Elle reproche à l’expert judiciaire d’avoir écarté avec certitude que la dégradation du roulement à l’origine de l’incendie puisse être liée aux conditions d’entretien de la presse. Elle fait valoir que l’utilisateur avait non seulement la possibilité, mais encore l’obligation de vérifier l’état des roulements, pour les nettoyer et les remplacer au besoin, et que l’expert s’est contenté de l’affirmation de M. Y qu’il avait nettoyé sa machine avant de commencer sa journée de pressage ; que pourtant, le cabinet X a bien mis en évidence la présence d’un important amalgame de fétus de paille et de poussières comprimées entre le palier, le roulement gauche du rouleau n°13 et la paroi de la presse, preuve que l’entretien de la machine, et plus précisément le nettoyage du palier et du roulement gauche du rouleau n°13, n’était pas correctement effectué. Elle reproche à l’expert d’avoir, de même, écarté avec certitude que la dégradation du roulement puisse être liée aux conditions d’utilisation de la presse, puisque le C Y utilisait manifestement sa presse de manière plus intensive que la normale, notamment dans le cadre de prestations de services chez des tiers.
Elle soutient enfin que GROUPAMA doit être débouté de ses demandes fondées sur les articles 1610 et suivants du code civil (absence de délivrance conforme), car la presse présentait toutes les garanties de sécurité requises par la directive 2006/42/CE ; que la presse a parfaitement fonctionné durant une saison entière et rempli ses fonctions sans que Monsieur Y n’ait à se plaindre du moindre dysfonctionnement ; que s’agissant d’une machine mise en circulation après le 30 juillet 1988, date d’expiration du délai de transposition de la directive 85/374/CEE, le défaut de sécurité ne peut être invoqué que sur le fondement des textes régissant la responsabilité du fait des produits défectueux, et que le demandeur ne peut se prévaloir d’un régime distinct que s’il établit que le dommage subi résulte d’une faute, ce qui n’est pas le cas, aucune faute n’étant imputable à la société A B distincte du prétendu défaut de sécurité ; que GROUPAMA GRAND EST doit en outre être déboutée de ses demandes fondées sur les articles 1386-1 et suivants ancien du code civil (responsabilité du fait des produits défectueux), car ce régime n’est applicable qu’à la condition que la chose arguée de défectuosité ait causé un dommages à un bien autre qu’elle même, ce qui n’est pas le cas en l’espèce.

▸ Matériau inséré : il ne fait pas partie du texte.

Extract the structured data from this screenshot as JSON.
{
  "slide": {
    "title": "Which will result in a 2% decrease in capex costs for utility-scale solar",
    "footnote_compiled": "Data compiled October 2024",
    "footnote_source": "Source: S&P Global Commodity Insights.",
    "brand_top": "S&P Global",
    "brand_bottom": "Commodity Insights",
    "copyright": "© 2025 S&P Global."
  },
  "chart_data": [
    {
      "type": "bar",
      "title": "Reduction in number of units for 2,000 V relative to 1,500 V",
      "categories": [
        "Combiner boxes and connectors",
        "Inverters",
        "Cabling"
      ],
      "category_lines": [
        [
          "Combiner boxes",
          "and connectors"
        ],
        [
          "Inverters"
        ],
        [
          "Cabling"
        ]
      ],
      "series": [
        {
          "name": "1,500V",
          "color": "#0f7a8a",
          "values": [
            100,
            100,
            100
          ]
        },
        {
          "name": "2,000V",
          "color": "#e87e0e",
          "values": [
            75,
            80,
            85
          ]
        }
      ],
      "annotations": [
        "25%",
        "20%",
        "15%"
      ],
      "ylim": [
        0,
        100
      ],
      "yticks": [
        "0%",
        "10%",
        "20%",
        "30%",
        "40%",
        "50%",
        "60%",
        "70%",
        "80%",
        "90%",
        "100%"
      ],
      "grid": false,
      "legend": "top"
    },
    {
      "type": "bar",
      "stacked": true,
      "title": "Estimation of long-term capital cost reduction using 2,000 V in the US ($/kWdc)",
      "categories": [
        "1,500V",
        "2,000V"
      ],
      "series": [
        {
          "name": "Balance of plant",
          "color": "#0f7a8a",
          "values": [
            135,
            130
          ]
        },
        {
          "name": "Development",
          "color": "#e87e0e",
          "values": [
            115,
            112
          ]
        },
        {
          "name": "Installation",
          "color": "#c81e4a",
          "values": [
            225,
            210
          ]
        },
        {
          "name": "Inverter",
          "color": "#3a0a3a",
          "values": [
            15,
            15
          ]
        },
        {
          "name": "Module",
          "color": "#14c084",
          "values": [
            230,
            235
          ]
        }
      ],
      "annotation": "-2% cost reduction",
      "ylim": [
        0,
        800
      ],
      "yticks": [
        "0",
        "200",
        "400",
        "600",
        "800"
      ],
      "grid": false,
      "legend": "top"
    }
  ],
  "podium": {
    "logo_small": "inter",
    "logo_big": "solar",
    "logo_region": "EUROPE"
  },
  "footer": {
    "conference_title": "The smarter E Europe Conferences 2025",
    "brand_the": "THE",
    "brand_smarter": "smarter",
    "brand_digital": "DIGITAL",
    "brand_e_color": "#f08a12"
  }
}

Par ses dernières conclusions transmises par voie électronique le 29 mars 2019, la société GROUPAMA GRAND EST demande à la cour de :
«'dire et juger le GROUPAMA recevable et bien fondé en ses demandes,
— confirmer le jugement déféré,
En conséquence,
— condamner solidairement les sociétés AXE EQUIPEMENT et A B à verser à GROUPAMA la somme de 30 000 euros, outre TVA applicable au jour du jugement, le tout assorti des intérêts à compter du jugement à intervenir,
— condamner solidairement les sociétés AXE EQUIPEMENT et A B à verser à GROUPAMA la somme de 1 343,21 euros au titre des frais d’expertise des cabinets TEXA et X,
— condamner solidairement les sociétés AXE EQUIPEMENT et A B à verser à GROUPAMA la somme de 2 000 euros au titre de l’article 700 du code de procédure civile,
— condamner solidairement les sociétés AXE EQUIPEMENT et A B à aux entiers dépens, lesquels comprendront les frais d’expertise.'»
GROUPAMA GRAND EST affirme qu’en réglant suite au sinistre la somme de 8 732,12 euros au C Y correspondant à la valeur du matériel, déduction faite de l’opposition du crédit-bailleur, elle est devenue propriétaire de la presse.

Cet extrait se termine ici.